Shares of General Motors Co. were gaining more than 4 percent in the pre-market activity after the automaker Tuesday reported fourth-quarter adjusted earnings above market estimates, and issued fiscal 2026 outlook, expecting significantly higher profit.
Further, the company's Board declared higher dividend, and approved new $6.0 billion share repurchase authorization.
As announced earlier, the fourth-quarter reported results were hit by more than $7.2 billion in EV related charges, resulting in wider net loss, amid weak revenues below market.
Looking ahead, Mary Barra, Chair and CEO, said, "We expect the U.S. new vehicle market will continue to be resilient, and with our compelling vehicles, technology-driven services, and operating discipline, 2026 should be an even better year for GM. We expect our full year EBIT-adjusted margins in North America will be back in the 8-10 percent margin range..... we are operating in a U.S. regulatory and policy environment that is increasingly aligned with customer demand. As a result, we continue to onshore more production to meet strong customer demand for our vehicles."
Over the next few years, GM projects annual production in the U.S. to rise to 2 million units.
GM announced that its Board of Directors has approved a $0.03 per share increase in the quarterly common stock dividend rate to $0.18 per share, payable March 19 to holders of common stock at the close of trading on March 6.
Further, the approved share repurchase program, which has no expiration date, will be executed in accordance with applicable securities laws and regulations.
For fiscal 2026, the company projects net income attributable to stockholders between $10.3 billion and $11.7 billion, significantly higher than the $2.70 billion profit recorded in fiscal 2025. Earnings per share would be $11.00 - $13.00. In the prior year, earnings per share on a reported basis was $3.27 and adjusted basis was $10.60.
The Wall Street analysts on average expect the company to report earnings of $11.83 per share. Analysts' estimates typically exclude special items.
For the year, the company expects EBIT-adjusted of $13.0 billion to $15.0 billion, higher than $12.75 billion in 2025.
GM said its 2026 financial guidance also includes anticipated capital spending of $10.0 billion to $12.0 billion, inclusive of the company's battery cell manufacturing joint ventures.
In the fourth quarter, the company's attributable net loss was $3.33 billion, compared to prior year's loss of $1.73 billion. Loss per share was $3.60, compared to loss of $1.64 in the same period last year.

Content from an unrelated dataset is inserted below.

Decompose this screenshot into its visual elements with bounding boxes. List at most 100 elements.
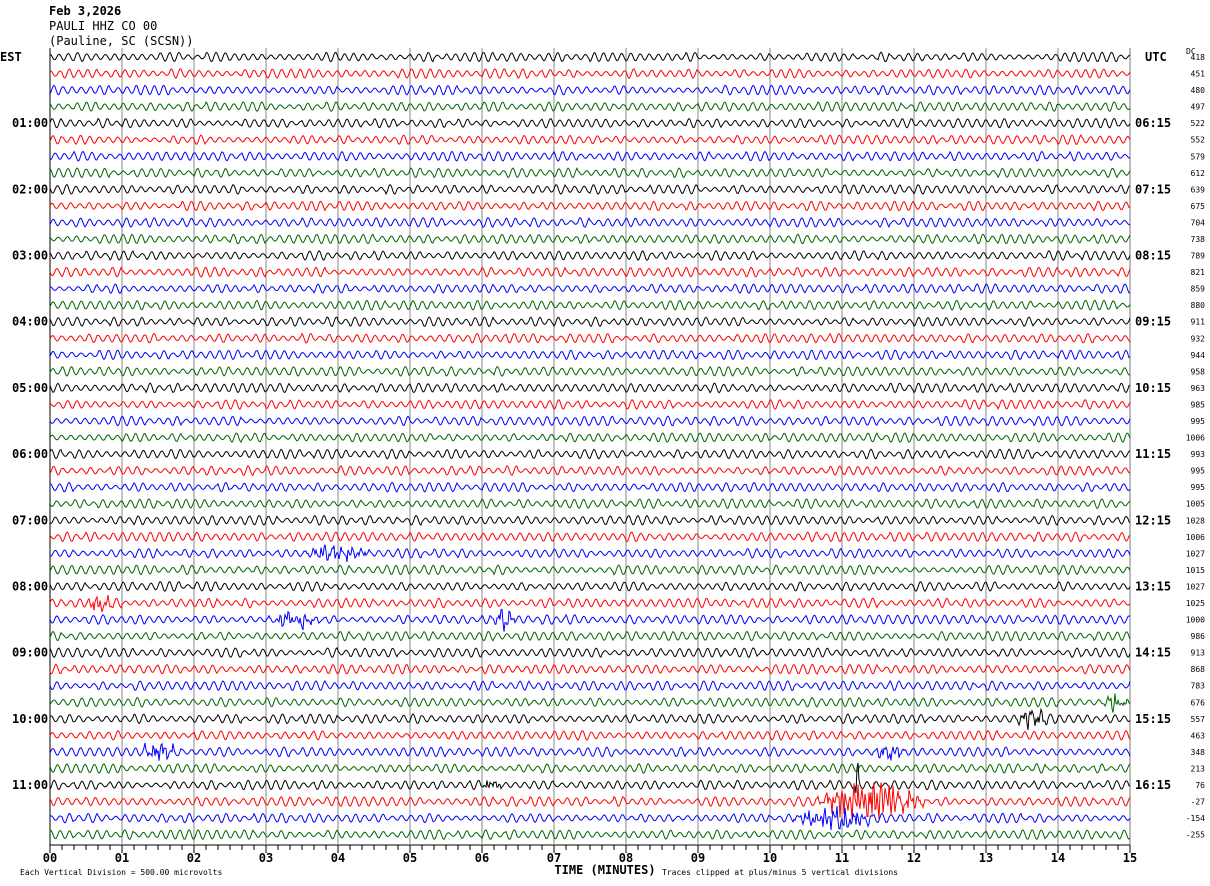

The latest fourth-quarter results were reduced by more than $7.2 billion in special charges mainly related to its pullback from electric vehicles or EVs amid the changes in U.S. policies and declines in consumer demand for EVs.
Adjusted earnings were $2.38 billion or $2.51 per share for the period, compared to $2.07 billion or $1.92 per share a year ago.
The Street was looking for earnings of $2.26 per share for the quarter.
EBIT-adjusted climbed 13.3 percent to $2.84 billion from prior year's $2.51 billion. EBIT-adjusted margin improved 1 percentage point year-over-year to 6.3 percent.
GM North America or GMNA EBIT-adjusted dropped 1.3 percent from last year to $2.24 billion, while its margin grew 0.3 percentage point to 6.1 percent.
GM International or GMI EBIT-adjusted climbed 25.4 percent year-over-year to $278 million.
Revenue for the quarter dropped 5.1 percent to $45.29 billion from last year's $47.70 billion, and missed the market estimate of $46.04 billion.
In the U.S., the company said it achieved highest market share since 2015 with low inventory, low incentives, and strong pricing.
In the pre-market activity, GM shares were trading at $82.90, up 4.38 percent.